Древний старик в сермяге сидел на паперти и опирался на посох. Он низко, истово кланялся, и медяки падали к его ногам.

Пение птиц и белая каменная ограда были для Александра в это утро новы. Древняя звонница у церкви стояла накренясь, угрожая падением. Довременная тишина и спокойствие были кругом; вязёмские бабы теснились молча. Тут же, у церкви, Николиньку и погребли. Мать прижала Лёвушку к груди и так вернулась домой.

С этого дня Надежда Осиповна изо всех детей замечала одного Лёвушку. Она не смотрела на Александра. Зато Сергей Львович теперь за него принялся.

Сергей Львович, ведя жизнь эфемера, не был подготовлен к несчастьям. Он ничего, кроме страха, не почувствовал и впал в удивительное малодушие. То болтал как ни в чем не бывало, то за обедом внезапно прыскал и разражался слезами. С горя он стал подолгу спать.

– Que la volonté du ciel soit faîte![140] – говорил он иногда с шумным вздохом и разводил руками.

Встревоженный и раздосадованный тем, что Александр не плачет, а также тем, что сам не всегда чувствует горе, Сергей Львович упрекал его в бессердечии и черствости. Надежда Осиповна, равнодушная ко всему, прислушивалась. Они примирились после смерти сына и сошлись взглядами на Александра и его поведение. Александр был холодный, бессердечный и неблагодарный; Монфор не имел на него влияния – influence, которого ожидали.

Не дождавшись осени, Пушкины выехали. В это утро Александр был особенно тревожен и перед самым отъездом пропал. Его нашли в роще; он сидел на земле, прижавшись к скамейке.

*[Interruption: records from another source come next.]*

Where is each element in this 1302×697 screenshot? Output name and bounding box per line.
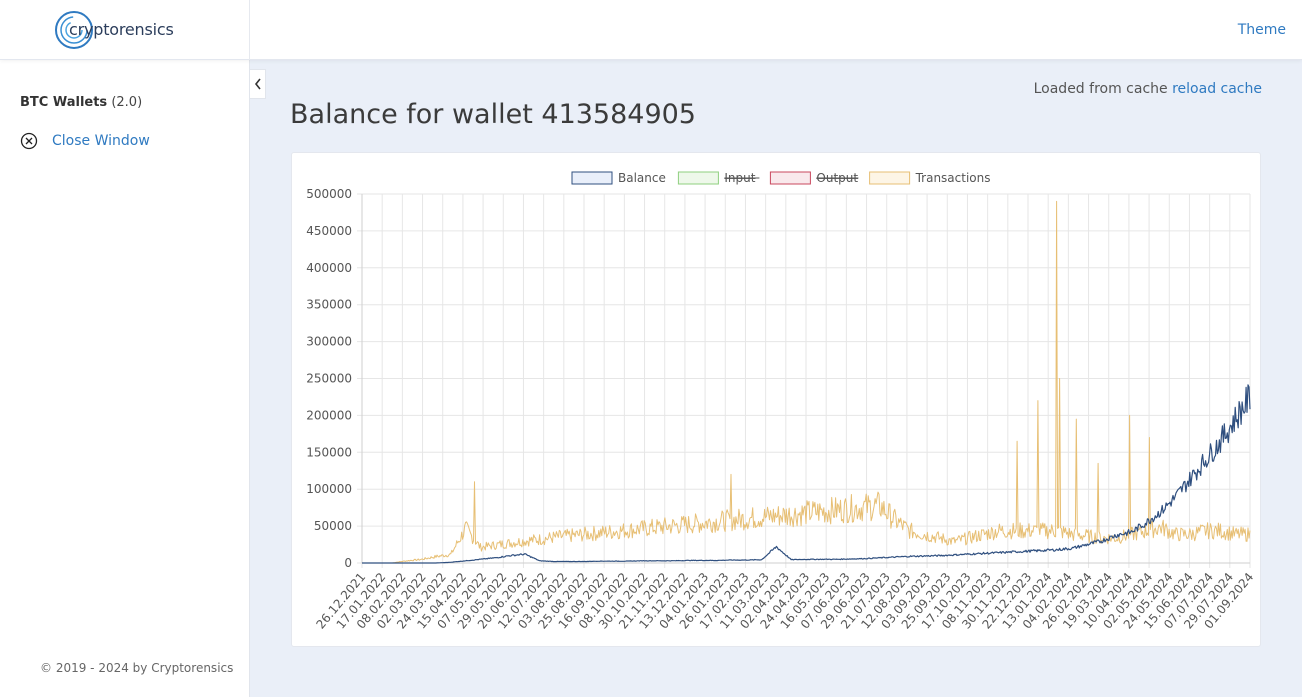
y-tick-label: 50000: [314, 519, 352, 533]
brand-logo[interactable]: cryptorensics: [54, 9, 174, 51]
legend-swatch-transactions[interactable]: [869, 171, 911, 185]
y-tick-label: 450000: [306, 224, 352, 238]
close-window-button[interactable]: Close Window: [20, 132, 150, 150]
balance-series-line: [362, 384, 1251, 564]
theme-button[interactable]: Theme: [1237, 22, 1286, 38]
chevron-left-icon: [254, 78, 261, 90]
y-tick-label: 200000: [306, 408, 352, 422]
y-tick-label: 500000: [306, 187, 352, 201]
reload-cache-link[interactable]: reload cache: [1172, 81, 1262, 97]
sidebar-section-title: BTC Wallets (2.0): [20, 95, 142, 110]
section-name: BTC Wallets: [20, 95, 108, 110]
top-bar: cryptorensics Theme: [0, 0, 1302, 60]
y-tick-label: 0: [344, 556, 352, 570]
section-version: (2.0): [111, 95, 143, 110]
brand-name: cryptorensics: [69, 20, 174, 39]
logo-icon: [55, 11, 93, 49]
page-title: Balance for wallet 413584905: [290, 99, 696, 130]
y-tick-label: 350000: [306, 298, 352, 312]
cache-status: Loaded from cache reload cache: [1034, 81, 1262, 97]
legend-swatch-output[interactable]: [769, 171, 811, 185]
logo-area: cryptorensics: [0, 0, 250, 60]
legend-label-balance[interactable]: Balance: [618, 171, 666, 185]
cache-status-text: Loaded from cache: [1033, 81, 1168, 97]
sidebar-collapse-button[interactable]: [250, 69, 266, 99]
y-tick-label: 250000: [306, 372, 352, 386]
y-tick-label: 100000: [306, 482, 352, 496]
legend-swatch-input[interactable]: [677, 171, 719, 185]
close-window-label: Close Window: [52, 133, 150, 149]
transactions-series-line: [362, 200, 1251, 564]
close-circle-icon: [20, 132, 38, 150]
legend-label-transactions[interactable]: Transactions: [915, 171, 991, 185]
y-tick-label: 400000: [306, 261, 352, 275]
y-tick-label: 150000: [306, 445, 352, 459]
footer-copyright: © 2019 - 2024 by Cryptorensics: [40, 661, 234, 675]
balance-chart: 0 50000 100000 150000 200000 250000 300000 3500…: [306, 171, 1256, 632]
y-tick-label: 300000: [306, 335, 352, 349]
chart-card: 0 50000 100000 150000 200000 250000 300000 3500…: [291, 152, 1261, 647]
legend-swatch-balance[interactable]: [571, 171, 613, 185]
sidebar: BTC Wallets (2.0) Close Window © 2019 - …: [0, 60, 250, 697]
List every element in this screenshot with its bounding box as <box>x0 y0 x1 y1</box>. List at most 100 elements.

Загрохотала несчастная пушкинская колымага, рассыпа́вшаяся от сухости, немазаная, со стонущими колесами.

Бездомный француз, подкрепившись бальзамом, лепетал, сидя в одной телеге с Александром:

Oh! l,ombre d,un cocher!
Oh! l,ombre d,un brosse!
Oh! l,ombre d,un carrosse![141]

Глава седьмая

1

Рассветало – он просыпался. Ложный, сомнительный свет был в комнате. Белели простыни, Лёвушка дышал, Монфор сопел. Он прислушивался. Слух у него был острый и быстрый, как у дичи, которую поднял охотник. Медленно скрипела по улице повозка – ехал водовоз. Наступала полная тишина – раннее утро.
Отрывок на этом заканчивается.